Another critical aspect which is of broad interest involves how to achieve specific nanomaterial uptake and localization in targeted cells only. Many systems discussed here are designed for tumor uptake via enhanced permeation and retention (EPR) [72], a passive targeting strategy that facilitates particle infiltration through leaky vessels in tumors (Figure 1). However, this passive targeting is not applicable for distinguishing specific tumor biomarkers or targeted binding and uptake at specific biomarker-overexpressing tumor cells. This lack of specificity is achieved otherwise by an active targeting strategy [73][74][4] in which a drug-loaded nanomaterial is functionalized through multivalent conjugation with a target-specific ligand or antibody. This active targeting has been applied to a few tumor biomarkers that include folate receptor (FAR) [60][65][41], αvβ3 integrin [75][76][77][78], IGF1 receptor [79], epidermal growth factor receptor (EGFR) [80], CD105 [81], CCR5 [82], and nucloelin [40]. It would be equally applicable to other promising but less explored biomarkers that include prostate-specific membrane antigen (PSMA) receptors [83], Her2 [84], riboflavin receptors [85][86], and transferrin receptors [87] for brain delivery. In brief, multivalent ligand conjugation serves as an important strategy in the design of actively targeted systems.

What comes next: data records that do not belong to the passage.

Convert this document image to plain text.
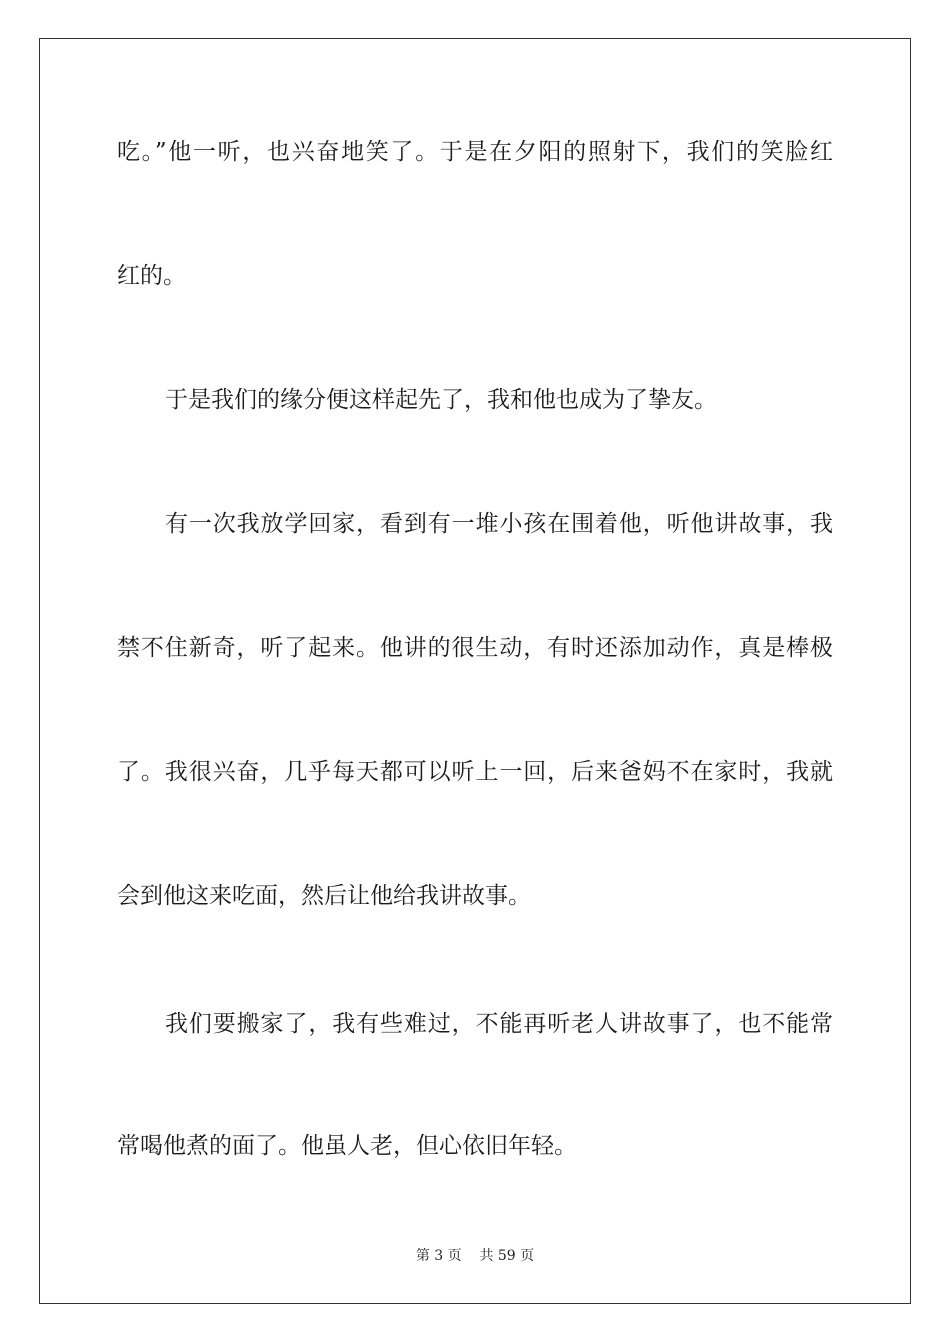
吃。”他一听，也兴奋地笑了。于是在夕阳的照射下，我们的笑脸红
红的。
于是我们的缘分便这样起先了，我和他也成为了挚友。
有一次我放学回家，看到有一堆小孩在围着他，听他讲故事，我
禁不住新奇，听了起来。他讲的很生动，有时还添加动作，真是棒极
了。我很兴奋，几乎每天都可以听上一回，后来爸妈不在家时，我就
会到他这来吃面，然后让他给我讲故事。
我们要搬家了，我有些难过，不能再听老人讲故事了，也不能常
常喝他煮的面了。他虽人老，但心依旧年轻。
第 3 页 共 59 页
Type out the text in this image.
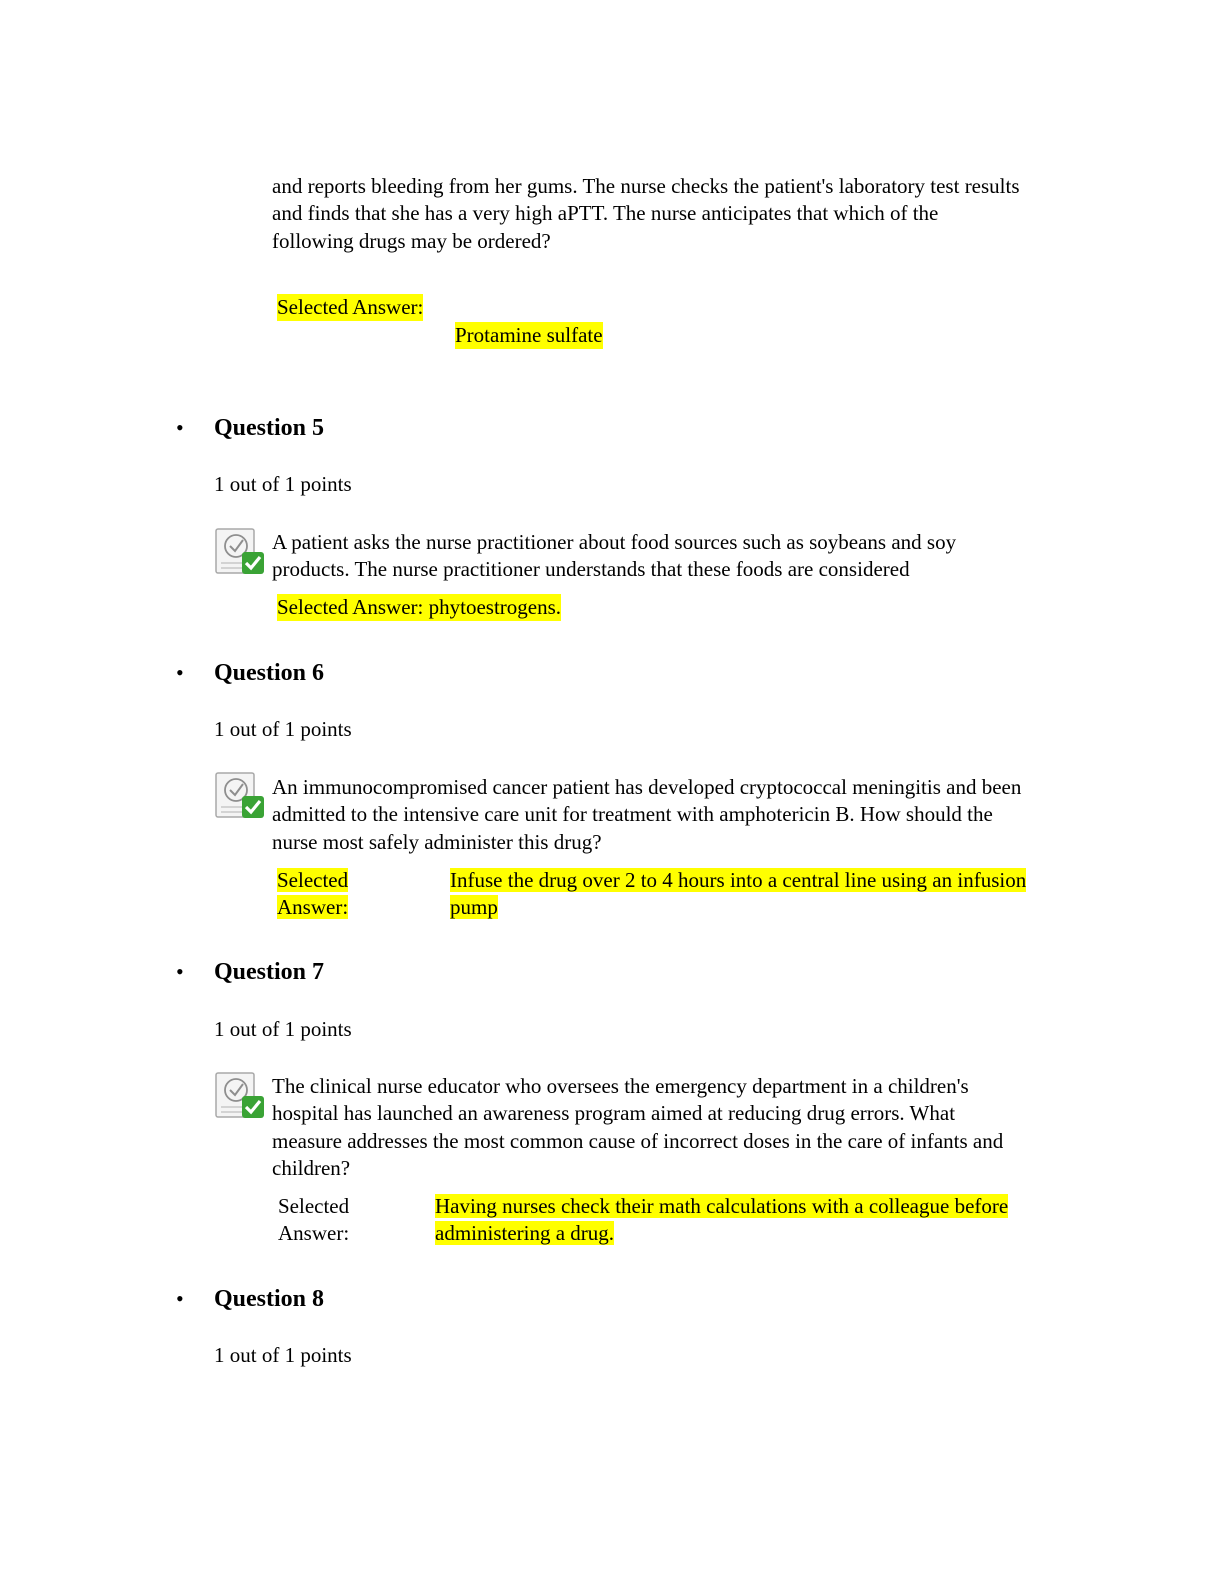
and reports bleeding from her gums. The nurse checks the patient's laboratory test results
and finds that she has a very high aPTT. The nurse anticipates that which of the
following drugs may be ordered?
Selected Answer:
Protamine sulfate
• Question 5
1 out of 1 points
A patient asks the nurse practitioner about food sources such as soybeans and soy
products. The nurse practitioner understands that these foods are considered
Selected Answer: phytoestrogens.
• Question 6
1 out of 1 points
An immunocompromised cancer patient has developed cryptococcal meningitis and been
admitted to the intensive care unit for treatment with amphotericin B. How should the
nurse most safely administer this drug?
Selected
Answer:
Infuse the drug over 2 to 4 hours into a central line using an infusion
pump
• Question 7
1 out of 1 points
The clinical nurse educator who oversees the emergency department in a children's
hospital has launched an awareness program aimed at reducing drug errors. What
measure addresses the most common cause of incorrect doses in the care of infants and
children?
Selected
Answer:
Having nurses check their math calculations with a colleague before
administering a drug.
• Question 8
1 out of 1 points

Finally, clinical translation of nanotherapeutic agents is associated with significant challenges due to their multifunctional design, difficulty in synthetic scalability, and paucity of efficient clinical devices needed for their optimal activation. Nevertheless, they show a growing potential as evident with numerous types of nanotherapeutic agents either approved or advanced to clinical studies [88]. Of those, release control by endogenous factors is most often engaged as shown in poly(lactic acid-co-glycolic acid) (PLGA) nanoparticles (NPs) encapsulated with leuprolide (Eligard®) [89], albumin NPs bound with paclitaxel (Abraxane®) [90], and liposomes encapsulated with doxorubicin (Doxil®) [91], mifamurtide (Mepact®) [92], vincristine (Marqibo®) [93], or irinotecan (Onivyde®) [94]. Thermal control of drug release is also successfully applied in heat-sensitive liposomes loaded with doxorubicin (ThermoDox®) [95]. Clinical development of photoactivated nanotherapeutics has been relatively slower but was already demonstrated by photodynamic therapy (PDT)-based verteporfin liposome (Visudyne®), which is approved for age-related macular degeneration and is currently being investigated for locally advanced pancreatic cancer [96][97]. This strategy is also applicable in topical and superficial treatments as illustrated with PDT nanoemulsion (BF-200) [98], a topical agent investigated for treating actinic keratosis . In summary, nanotherapeutic activation strategies are currently being evaluated for their clinical translation [88][39].